Health Organization and the World Health Assembly on several occasions. [2]

* HIV-specific travel restrictions are discriminatory and contribute to the

stigmatization of people living with HIV.

* HIV-related travel restrictions are anachronisms, and highly inappropriate in

the age of globalization, increased travel,

treatment for HIV, and national and international commitments to

universal access to HIV prevention, treatment, care and support.

* There is no demonstrated proof that the spectre of a huge negative

economic impact on countries without travel restrictions is valid. In

fact, the evidence points to the opposite in a country like Brazil,

where there is universal access to treatment and there are no travel

restrictions. There has been no flood of HIV positive travellers (short or

long-term) streaming across the borders to claim treatment, placing a burden on

Brazilian society.

* Long-term travel restrictions that single out HIV, as opposed to comparable

conditions, are also discriminatory. Any restriction based on fear of costs must

be based on an individual determination that such costs will actually be

incurred.

Any human rights or humanitarian concerns, such as need for asylum,

should always trump economic considerations.

* The commitment of organizations and governments to the GIPA principle (Greater

Involvement of People Living with HIV or AIDS) is regularly undermined by

HIV-related travel restrictions, when HIV positive speakers, resource people and

leaders, cannot enter countries to take part in meetings, programs or planning.

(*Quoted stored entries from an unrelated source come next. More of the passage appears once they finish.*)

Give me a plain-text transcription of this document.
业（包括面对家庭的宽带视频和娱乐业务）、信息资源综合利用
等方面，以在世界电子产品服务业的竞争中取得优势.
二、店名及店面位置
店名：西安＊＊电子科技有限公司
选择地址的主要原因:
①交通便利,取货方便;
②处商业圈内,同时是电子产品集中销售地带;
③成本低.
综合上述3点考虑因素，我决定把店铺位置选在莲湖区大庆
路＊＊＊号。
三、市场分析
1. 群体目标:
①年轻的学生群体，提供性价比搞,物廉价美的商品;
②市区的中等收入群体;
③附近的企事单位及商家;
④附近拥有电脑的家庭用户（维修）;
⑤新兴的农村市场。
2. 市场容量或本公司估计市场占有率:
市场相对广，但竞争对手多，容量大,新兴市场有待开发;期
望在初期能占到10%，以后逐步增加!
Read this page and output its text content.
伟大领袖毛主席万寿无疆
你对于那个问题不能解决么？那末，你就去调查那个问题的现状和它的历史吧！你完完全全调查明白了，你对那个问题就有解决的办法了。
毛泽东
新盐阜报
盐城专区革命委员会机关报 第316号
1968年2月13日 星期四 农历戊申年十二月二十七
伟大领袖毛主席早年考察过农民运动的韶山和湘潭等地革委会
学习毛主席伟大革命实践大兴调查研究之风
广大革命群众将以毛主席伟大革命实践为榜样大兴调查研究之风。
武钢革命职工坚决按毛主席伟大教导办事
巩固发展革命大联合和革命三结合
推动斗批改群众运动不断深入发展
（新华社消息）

UNAIDS and The Global Fund to Fight AIDS, Tuberculosis and Malaria are

working together against such restrictions and have created an

International Task Team on HIV-related Travel Restrictions, which

comprises representatives of governments, UN agencies and civil

society, including people living with HIV. They will be issuing their

report and recommendations later this year, as well as providing tools

to support governments in taking the steps to remove their restrictions.

The Global Fund decided that it would not hold Board Meetings in

countries that restrict short-term entry of people living with HIV or

require prospective HIV-positive visitors to declare their HIV status on entry.

What you can do

1. We ask you to rescind HIV-specific travel restrictions; and

instead, take steps to ensure access to HIV prevention, treatment, care and

support for mobile populations, both nationals and non-nationals.

2. We are asking you to use the upcoming 2008 UN high-level

meeting on AIDS as a moment to announce the elimination of these

restrictions by your government.

3. We are asking you to take up the issue of travel restrictions

with other governments where they are applied to your citizens seeking

to travel or migrate.

4. We are asking you to meet with people living with HIV, who

will be in New York at the high-level meeting to hear first-hand their

experience of discrimination and stigmatization caused by travel

restrictions.

5. We implore you to not hold international conferences that are

relevant to the response to HIV and AIDS in countries with HIV-related

travel restrictions. Future UN high-level meetings or Reviews on AIDS

should not be held in countries with such restrictions.